Is the end of the Facebook era coming?

The US Federal Trade Commission and 46 federal states intend to speak out in a lawsuit against Facebook, arguing that the Internet giant has become too obvious to dominate the market. According to the plaintiffs’ demand, Facebook should relinquish ownership of the Instagram and Whatsapp apps, as well as provide access to its API and data. In addition, all future acquisitions must be rigorously tested beforehand. Not all reviewers welcome this lawsuit.

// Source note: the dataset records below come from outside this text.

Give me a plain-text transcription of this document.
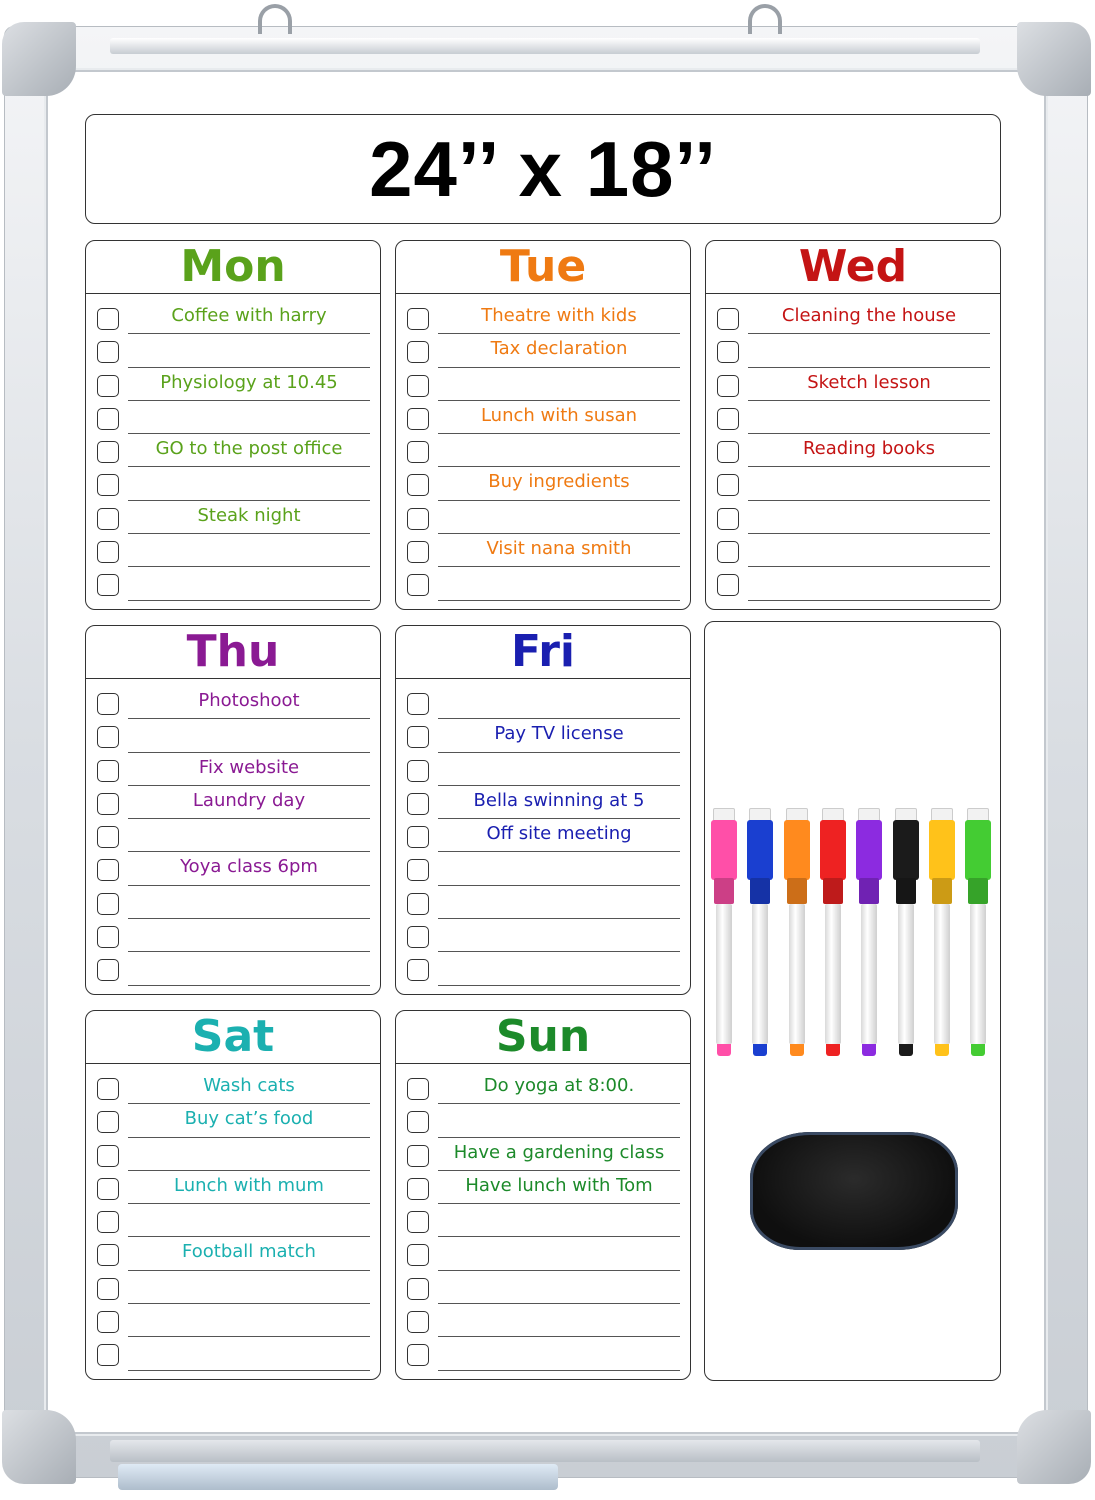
24’’ x 18’’
Mon
Coffee with harry
Physiology at 10.45
GO to the post office
Steak night
Tue
Theatre with kids
Tax declaration
Lunch with susan
Buy ingredients
Visit nana smith
Wed
Cleaning the house
Sketch lesson
Reading books
Thu
Photoshoot
Fix website
Laundry day
Yoya class 6pm
Fri
Pay TV license
Bella swinning at 5
Off site meeting
Sat
Wash cats
Buy cat’s food
Lunch with mum
Football match
Sun
Do yoga at 8:00.
Have a gardening class
Have lunch with Tom
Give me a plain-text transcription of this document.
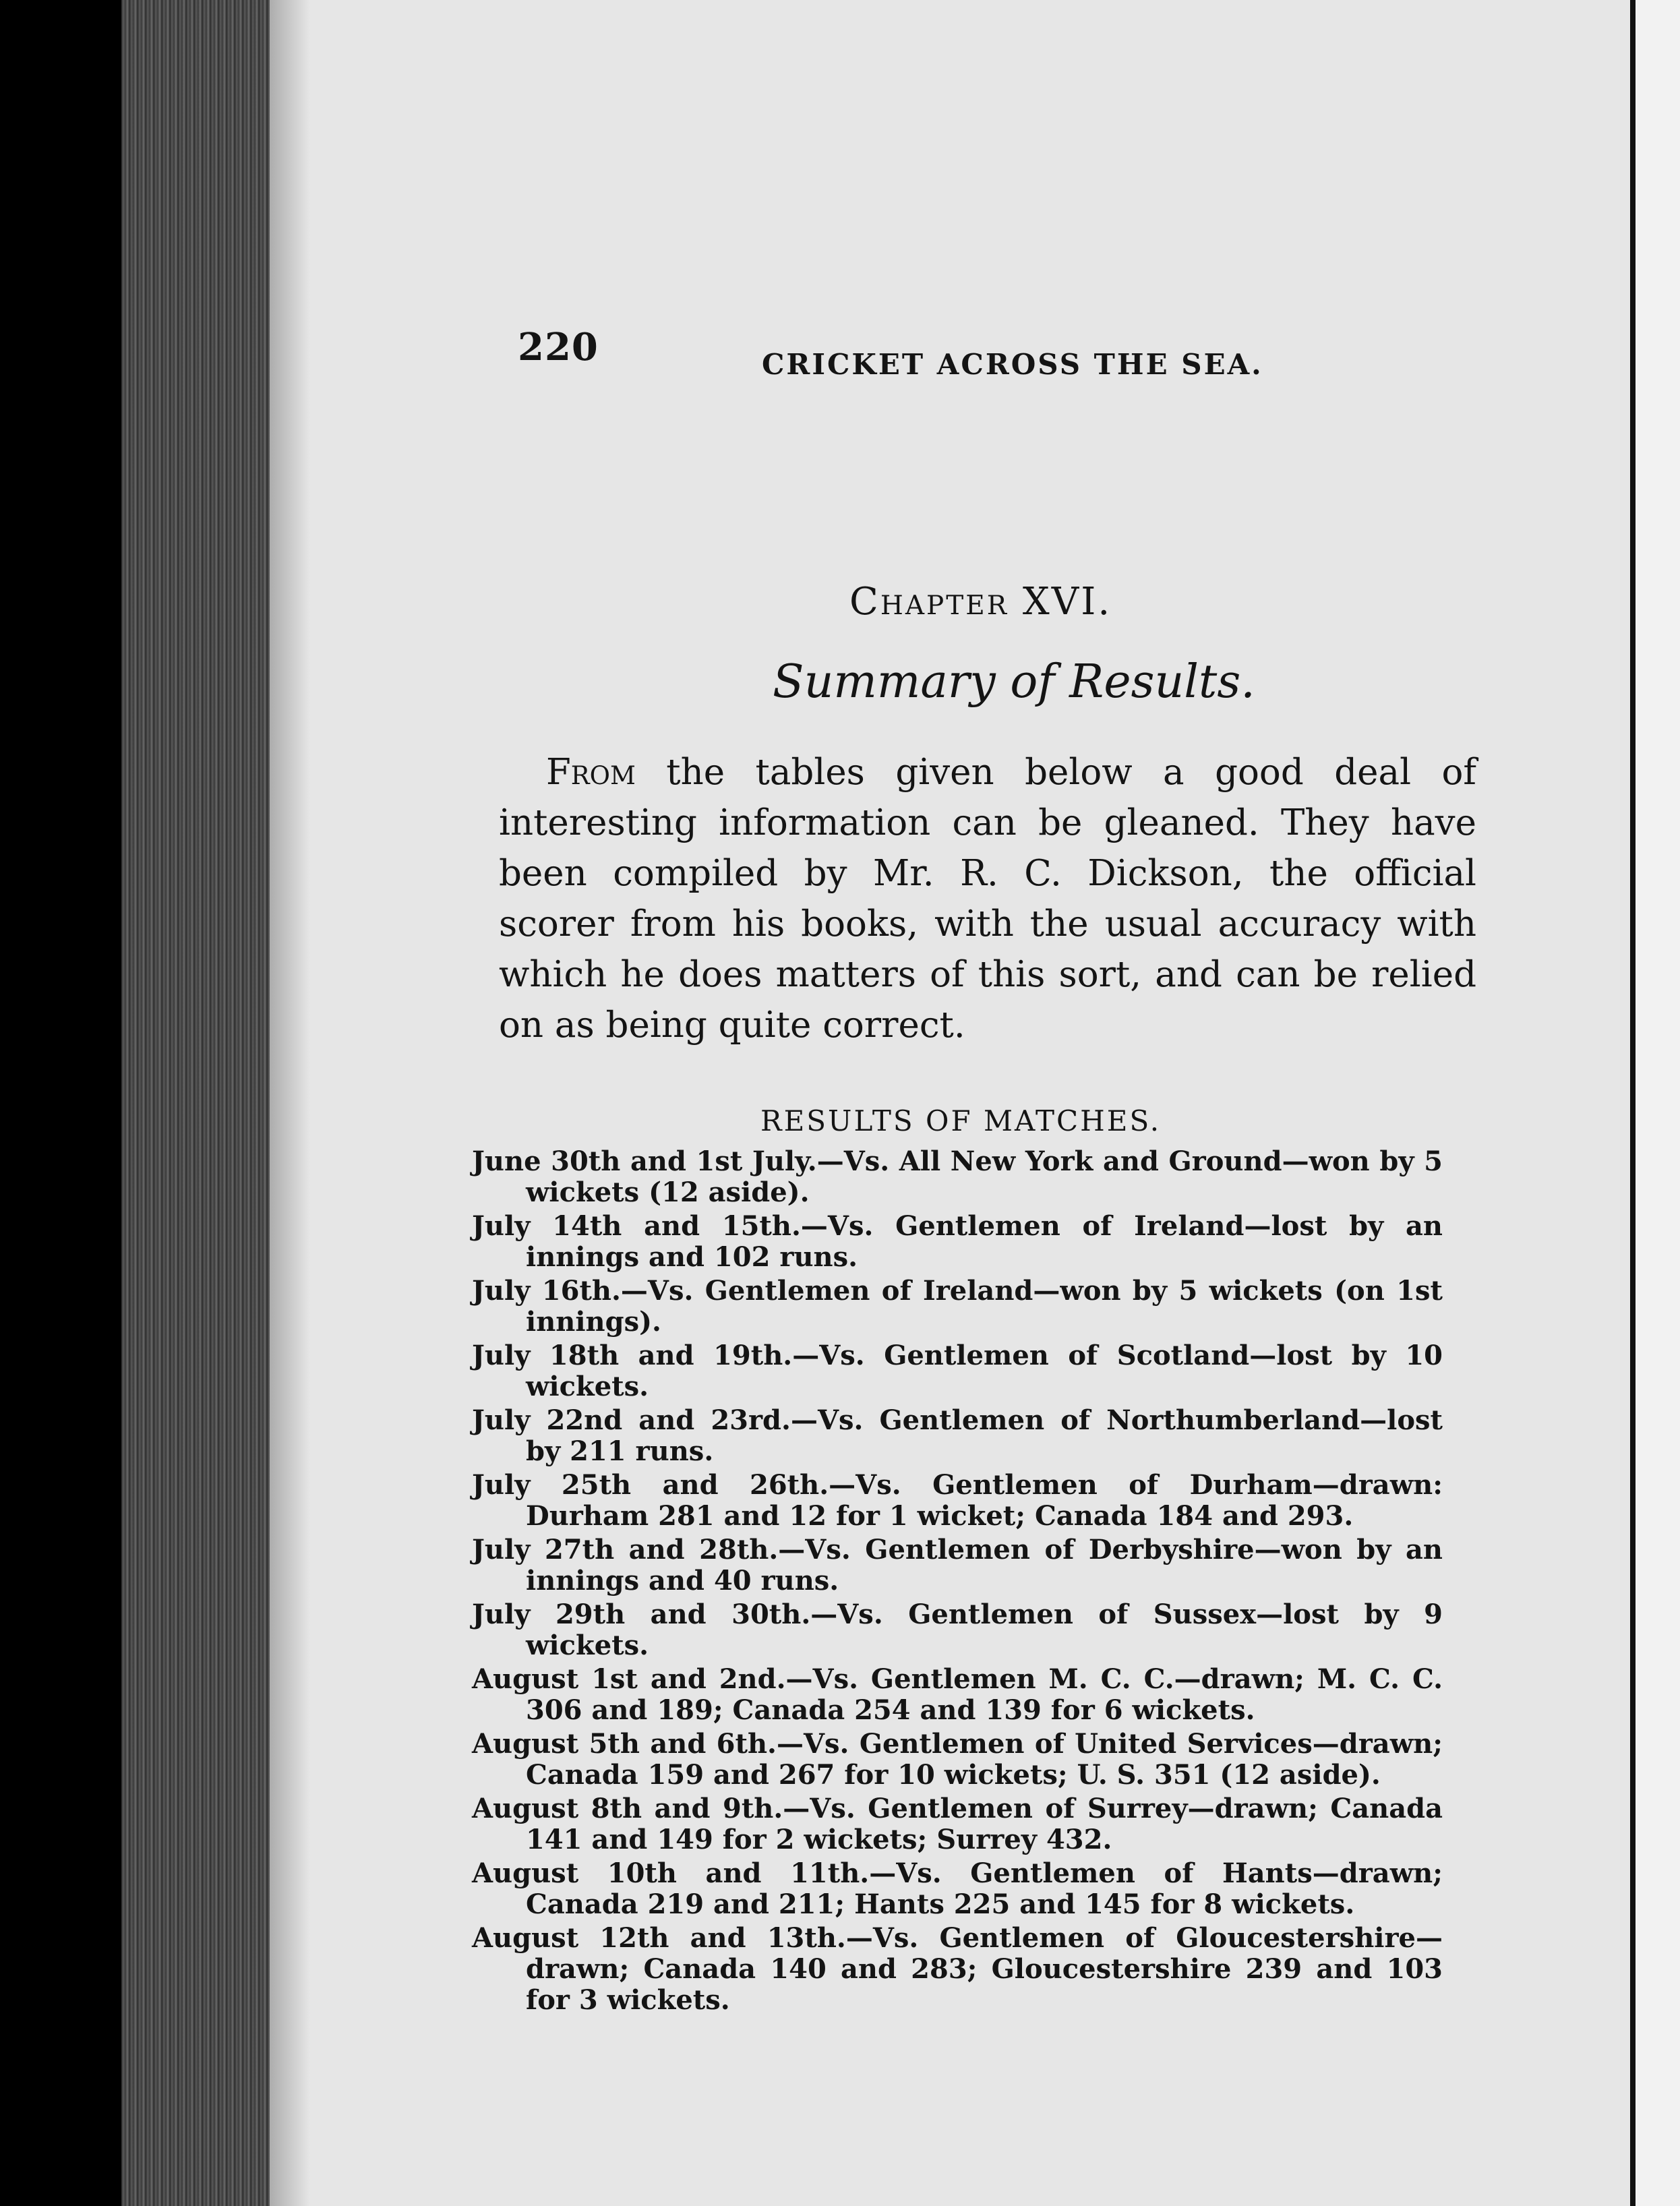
220	CRICKET ACROSS THE SEA.
Chapter XVI.
Summary of Results.

From the tables given below a good deal of interesting information can be gleaned. They have been compiled by Mr. R. C. Dickson, the official scorer from his books, with the usual accuracy with which he does matters of this sort, and can be relied on as being quite correct.

RESULTS OF MATCHES.
June 30th and 1st July.—Vs. All New York and Ground—won by 5 wickets (12 aside).
July 14th and 15th.—Vs. Gentlemen of Ireland—lost by an innings and 102 runs.
July 16th.—Vs. Gentlemen of Ireland—won by 5 wickets (on 1st innings).
July 18th and 19th.—Vs. Gentlemen of Scotland—lost by 10 wickets.
July 22nd and 23rd.—Vs. Gentlemen of Northumberland—lost by 211 runs.
July 25th and 26th.—Vs. Gentlemen of Durham—drawn: Durham 281 and 12 for 1 wicket; Canada 184 and 293.
July 27th and 28th.—Vs. Gentlemen of Derbyshire—won by an innings and 40 runs.
July 29th and 30th.—Vs. Gentlemen of Sussex—lost by 9 wickets.
August 1st and 2nd.—Vs. Gentlemen M. C. C.—drawn; M. C. C. 306 and 189; Canada 254 and 139 for 6 wickets.
August 5th and 6th.—Vs. Gentlemen of United Services—drawn; Canada 159 and 267 for 10 wickets; U. S. 351 (12 aside).
August 8th and 9th.—Vs. Gentlemen of Surrey—drawn; Canada 141 and 149 for 2 wickets; Surrey 432.
August 10th and 11th.—Vs. Gentlemen of Hants—drawn; Canada 219 and 211; Hants 225 and 145 for 8 wickets.
August 12th and 13th.—Vs. Gentlemen of Gloucestershire—drawn; Canada 140 and 283; Gloucestershire 239 and 103 for 3 wickets.
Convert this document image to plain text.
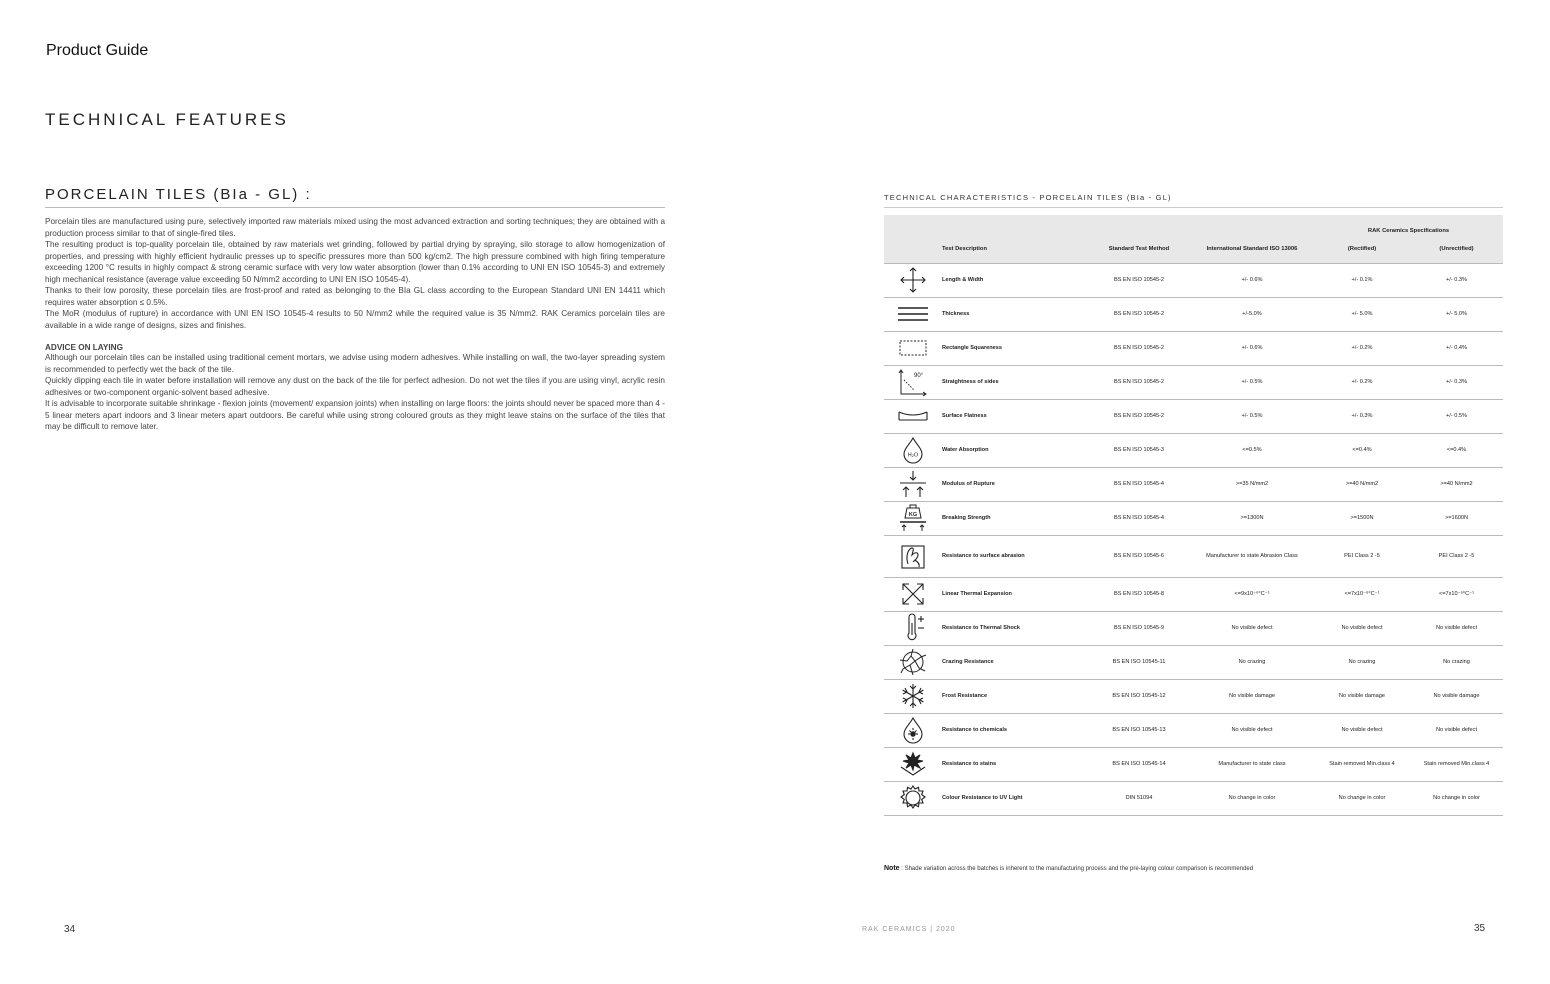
Product Guide
TECHNICAL FEATURES
PORCELAIN TILES (BIa - GL) :

Porcelain tiles are manufactured using pure, selectively imported raw materials mixed using the most advanced extraction and sorting techniques; they are obtained with a production process similar to that of single-fired tiles.

The resulting product is top-quality porcelain tile, obtained by raw materials wet grinding, followed by partial drying by spraying, silo storage to allow homogenization of properties, and pressing with highly efficient hydraulic presses up to specific pressures more than 500 kg/cm2. The high pressure combined with high firing temperature exceeding 1200 °C results in highly compact & strong ceramic surface with very low water absorption (lower than 0.1% according to UNI EN ISO 10545-3) and extremely high mechanical resistance (average value exceeding 50 N/mm2 according to UNI EN ISO 10545-4).

Thanks to their low porosity, these porcelain tiles are frost-proof and rated as belonging to the BIa GL class according to the European Standard UNI EN 14411 which requires water absorption ≤ 0.5%.

The MoR (modulus of rupture) in accordance with UNI EN ISO 10545-4 results to 50 N/mm2 while the required value is 35 N/mm2. RAK Ceramics porcelain tiles are available in a wide range of designs, sizes and finishes.

ADVICE ON LAYING

Although our porcelain tiles can be installed using traditional cement mortars, we advise using modern adhesives. While installing on wall, the two-layer spreading system is recommended to perfectly wet the back of the tile.

Quickly dipping each tile in water before installation will remove any dust on the back of the tile for perfect adhesion. Do not wet the tiles if you are using vinyl, acrylic resin adhesives or two-component organic-solvent based adhesive.

It is advisable to incorporate suitable shrinkage - flexion joints (movement/ expansion joints) when installing on large floors: the joints should never be spaced more than 4 - 5 linear meters apart indoors and 3 linear meters apart outdoors. Be careful while using strong coloured grouts as they might leave stains on the surface of the tiles that may be difficult to remove later.

TECHNICAL CHARACTERISTICS - PORCELAIN TILES (BIa - GL)
				RAK Ceramics Specifications	
	Test Description	Standard Test Method	International Standard ISO 13006	(Rectified)	(Unrectified)

	Length & Width	BS EN ISO 10545-2	+/- 0.6%	+/- 0.1%	+/- 0.3%

	Thickness	BS EN ISO 10545-2	+/-5.0%	+/- 5.0%	+/- 5.0%

	Rectangle Squareness	BS EN ISO 10545-2	+/- 0.6%	+/- 0.2%	+/- 0.4%

90°	Straightness of sides	BS EN ISO 10545-2	+/- 0.5%	+/- 0.2%	+/- 0.3%

	Surface Flatness	BS EN ISO 10545-2	+/- 0.5%	+/- 0.3%	+/- 0.5%

H₂O	Water Absorption	BS EN ISO 10545-3	<=0.5%	<=0.4%	<=0.4%

	Modulus of Rupture	BS EN ISO 10545-4	>=35 N/mm2	>=40 N/mm2	>=40 N/mm2

KG	Breaking Strength	BS EN ISO 10545-4	>=1300N	>=1500N	>=1600N

	Resistance to surface abrasion	BS EN ISO 10545-6	Manufacturer to state Abrasion Class	PEI Class 2 -5	PEI Class 2 -5

	Linear Thermal Expansion	BS EN ISO 10545-8	<=9x10⁻⁶°C⁻¹	<=7x10⁻⁶°C⁻¹	<=7x10⁻⁶°C⁻¹

	Resistance to Thermal Shock	BS EN ISO 10545-9	No visible defect	No visible defect	No visible defect

	Crazing Resistance	BS EN ISO 10545-11	No crazing	No crazing	No crazing

	Frost Resistance	BS EN ISO 10545-12	No visible damage	No visible damage	No visible damage

	Resistance to chemicals	BS EN ISO 10545-13	No visible defect	No visible defect	No visible defect

	Resistance to stains	BS EN ISO 10545-14	Manufacturer to state class	Stain removed Min.class 4	Stain removed Min.class 4

	Colour Resistance to UV Light	DIN 51094	No change in color	No change in color	No change in color
Note : Shade variation across the batches is inherent to the manufacturing process and the pre-laying colour comparison is recommended
34	RAK CERAMICS | 2020	35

The digital needs rules too

One way or another, the Internet giants will have to be contained, says Hospodarske news:

“The Internet has become a common utility service like electricity or water. It ensures the existence of the digital economy, the rulers of which — as Rockefeller and his contemporaries did in their time — believe that no one and nothing has the right to limit them. But there must be some rules! It has been empirically proven that digital giants manipulate users for ever greater gain. … A side effect of this process is damage to the pluralism of opinions, and hence to liberal democracy. The consumer, of course, is much easier to make the choice that the algorithm offers (or imposes) on him. If a consumer or a voter is led to a dead-end — for example, when a person is deprived of the opportunity to see an alternative — then all the jokes end here. Indeed, in this case, the user is deprived of his fundamental right — the right of free choice.“

There are thousands of other services

Those who accuse Facebook of monopolization simply do not see the real state of affairs, says The Daily Telegraph:

“The FTC thinks WhatsApp and Instagram could be competitors. But even so, these two are just a couple of a thousand possible options. There are countless services for people to get to know each other, share content, and communicate — Twitter, YouTube, WeChat, TikTok, and Zoom. Each of these services is trying to win our attention, they are echoed by a number of smaller startups, for which the promotion of their business on the Internet is associated with a very small number of barriers. We can say that we happened to live in the golden age of online competition.“

Users will definitely not be happy

The concentration of applications and services in the hands of a small number of companies has its advantages, writes Tages-Anzeiger:

“What is a nightmare for anti-monopolists, privacy defenders, as well as competing companies, in the eyes of users of these services, appears to be something completely opposite. … Therein lies the fatal dilemma of all these complaints against technology concerns: users will not support the plaintiffs and will not clap their hands together. After all, none of them will want to choose between five different chat applications, no one needs dozens of search engines, none of them wants to collect their applications bit by bit in different online stores and, of course, we all hate constantly pop-ups on sites cookie settings. This is the calculation of the tech giants.”